Провожали тоже гурьбой, все было чинно и благопристойно. Гостье тоже вроде бы понравилось.
На обратном пути Александр Сергеич что-то чрезмерно шевелил бровями и мрачно бурчал под нос.
— Вот что… — разразился он наконец. — Шворку бы… да на вьюшку бы… в самый раз, а вы херовину городите. Низкий поклон тебе, Васенька. За подарок. Будем считать этот твой дар лирическим дивертисментом… Интродукция, так сказать, и рондо каприччиосо… Да-с, други мои! Что рекомендовал нам любезный и несравнимый герой, поручик Ржевский? Да-с и да-с! Знаете! Вот именно. И вернемся-ка мы, братие, к смиренной прозе…
Пикантность нашей ситуации заключалась в том, что мы оба и надолго как бы вылетели из текущего литературного процесса. Хотя ранние вещи Александра Филипповича были напечатаны в кочетовском “Октябре” — идеологически ведущем журнале страны, — новые сборники его повестей и рассказов с ходу отвергались московскими и местными издательствами.

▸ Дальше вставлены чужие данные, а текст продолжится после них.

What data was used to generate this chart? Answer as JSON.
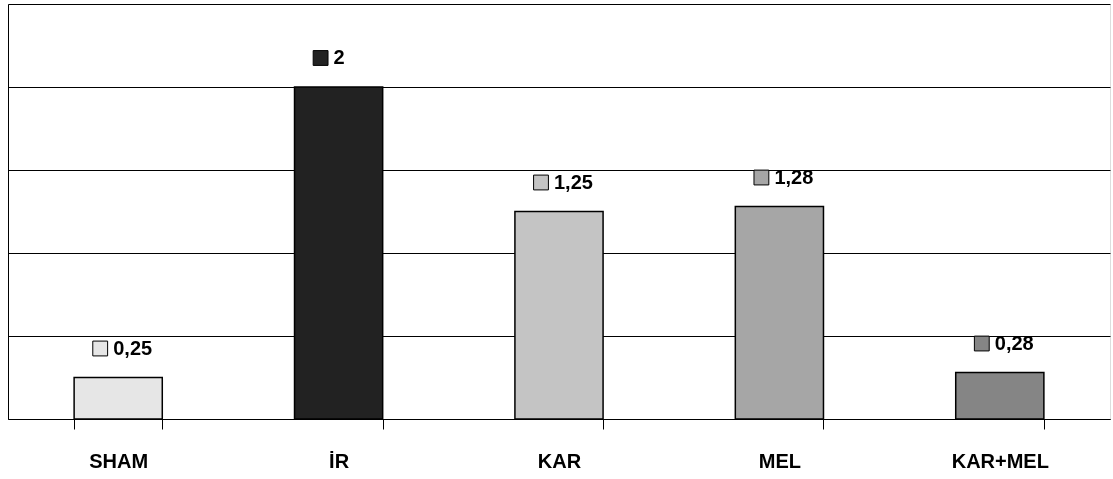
{
  "chart_data": {
    "type": "bar",
    "categories": [
      "SHAM",
      "İR",
      "KAR",
      "MEL",
      "KAR+MEL"
    ],
    "values": [
      0.25,
      2,
      1.25,
      1.28,
      0.28
    ],
    "colors": [
      "#e6e6e6",
      "#222222",
      "#c4c4c4",
      "#a6a6a6",
      "#858585"
    ],
    "value_labels": [
      "0,25",
      "2",
      "1,25",
      "1,28",
      "0,28"
    ],
    "ylim": [
      0,
      2.5
    ],
    "yticks": [
      {
        "value": 0,
        "label": null
      },
      {
        "value": 0.5,
        "label": null
      },
      {
        "value": 1,
        "label": null
      },
      {
        "value": 1.5,
        "label": null
      },
      {
        "value": 2,
        "label": null
      },
      {
        "value": 2.5,
        "label": null
      }
    ],
    "tick_labels": "x",
    "grid": "y"
  }
}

Александр Сергеич, лично, винил во всем Бровмана, чрезвычайно плодовитого официозного критика тех лет, который, прямо или косвенно, “рубил” его “на корню”…
Он даже пса приблудного, что заходил к нам во двор подкормиться, окрестил соответственно…
— У… Бровман, — ворчал он, бывало, кормя того с руки. — Бровманюга пархатый. Ужо тебе!
“Родное” Средне-Уральское издательство держало планку ничуть не хуже московских, а то и верноподданней. Литературным ведомством тех лет фактически заправлял Вадим Кузьмич Очеретин, попеременно главный редактор обоих местных журналов, который считал Александра Сергеича явным антисоветчиком…
О себе упомяну только, что ярлык — “печатался в “Новом мире” — действовал на некоторых редакторов, как красная тряпка на быка. Сборник моих рассказов уже шесть лет перекладывался в издательстве с места на место, из “редпода” в “редпод”.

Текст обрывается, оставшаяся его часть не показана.